Artsen zonder Grenzen
Centraal Bureau Fondsenwerving Winnaar van de: Nobel Prijs voor de
Vrede
Verspreiding vluchtelingen maakt hulp in Tsjaad lastig
dinsdag 23 december 2003
Medisch gezien is de situatie van de Sudanese vluchtelingen in Tsjaad
niet zeer zorgelijk, maar de regio kan te maken krijgen met ernstige
water- en voedseltekorten in de komende maanden. Dat zegt voormalig
projectcoördinator Ran van der Wal, die net terug is uit oostelijk
Tsjaad.
Artsen zonder Grenzen werkt in een regio van 200 kilometer langs de
grens met Sudan. De organisatie heeft er een missie opgezet voor naar
schatting 27.000 vluchtelingen uit de regio Darfur, die de gevechten
daar ontvlucht zijn.
De vluchtelingen leven verspreid over kampen van 300 tot 12.000
vluchtelingen, die vaak moeilijk te vinden zijn en soms gevaarlijk
dicht bij de grens liggen. Zoals de vluchtelingen nu verspreid zijn,
is het heel lastig ze allemaal te bereiken.

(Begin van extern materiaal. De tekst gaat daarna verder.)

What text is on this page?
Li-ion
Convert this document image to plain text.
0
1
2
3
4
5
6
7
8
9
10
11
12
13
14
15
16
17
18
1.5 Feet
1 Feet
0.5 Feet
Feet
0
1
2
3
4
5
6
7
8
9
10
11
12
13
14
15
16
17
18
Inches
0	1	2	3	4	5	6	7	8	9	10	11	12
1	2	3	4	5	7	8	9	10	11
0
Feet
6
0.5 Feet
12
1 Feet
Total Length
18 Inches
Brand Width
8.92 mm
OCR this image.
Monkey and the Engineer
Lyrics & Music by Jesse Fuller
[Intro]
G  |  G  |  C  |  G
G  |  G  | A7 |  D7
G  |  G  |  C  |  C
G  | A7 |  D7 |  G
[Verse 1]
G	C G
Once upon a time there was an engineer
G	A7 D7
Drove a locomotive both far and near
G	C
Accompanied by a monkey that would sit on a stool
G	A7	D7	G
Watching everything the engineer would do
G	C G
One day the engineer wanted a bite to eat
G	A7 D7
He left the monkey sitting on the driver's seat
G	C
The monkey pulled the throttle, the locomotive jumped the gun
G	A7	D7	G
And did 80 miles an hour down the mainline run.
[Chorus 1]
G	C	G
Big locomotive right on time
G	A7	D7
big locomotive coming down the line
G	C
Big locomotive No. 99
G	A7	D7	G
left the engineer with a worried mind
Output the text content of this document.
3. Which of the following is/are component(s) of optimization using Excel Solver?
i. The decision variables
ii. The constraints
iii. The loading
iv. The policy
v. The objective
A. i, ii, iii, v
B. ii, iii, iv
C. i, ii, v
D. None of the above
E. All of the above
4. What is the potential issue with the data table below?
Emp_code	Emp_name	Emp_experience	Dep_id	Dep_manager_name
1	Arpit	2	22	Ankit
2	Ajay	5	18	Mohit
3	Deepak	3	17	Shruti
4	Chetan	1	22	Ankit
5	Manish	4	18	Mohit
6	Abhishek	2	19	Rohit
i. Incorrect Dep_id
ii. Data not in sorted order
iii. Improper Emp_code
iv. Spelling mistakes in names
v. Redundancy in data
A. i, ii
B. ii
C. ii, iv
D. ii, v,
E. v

We hebben besloten om ons te richten op het steunen van de bestaande
erg beperkte gezondheidsvoorzieningen. We werken met mobiele klinieken
waar dat nodig is. Verder hebben we ook een voedingsprogramma opgezet,
we vaccineren zowel de vluchtelingen als de lokale bevolking tegen
mazelen.
De VN-vluchtelingenorganisatie UNHCR gaat nu een centraal kamp bij de
stad Forchana opzetten, verder van de grens. Daardoor wordt het
makkelijker om hulpgoederen en voedsel te distribueren. Artsen zonder
Grenzen verzorgt de medische zorg tijdens de hervestiging van de
vluchtelingen. De teams zullen bepalen wie speciaal transport nodig
heeft, doen de medische begeleiding tijden het transport, verzorgen
een ambulancedienst en een medische screening in de doorgangskampen en
een vaccinatie tegen mazelen in Forchana. We zullen ook het drinkwater
verzorgen in zowel de doorgangskampen als het kamp in Forchana.
Tegelijkertijd moeten de andere activiteiten ook doorgaan.
Ik ben zeer onder de indruk van de manier waarop de bevolking de
vluchtelingen ontvangen heeft. Veel mensen zijn opgevangen door die
bevolking, die vaak gezien wordt als familie. De mensen aan beide
kanten van de grens horen bij het Masaleet-volk. De bevolking heeft
allerlei hulpgoederen gedoneerd. De vluchtelingen hebben in een aantal
opzichten geluk gehad: het was net oogsttijd in Tsjaad, dus er was
werk en het was Ramadan (islamitische feestmaand, red.), waardoor er
veel solidariteit was. Het staat nog te bezien wat er gebeurt als de
voorraden opraken en het droge seizoen inzet.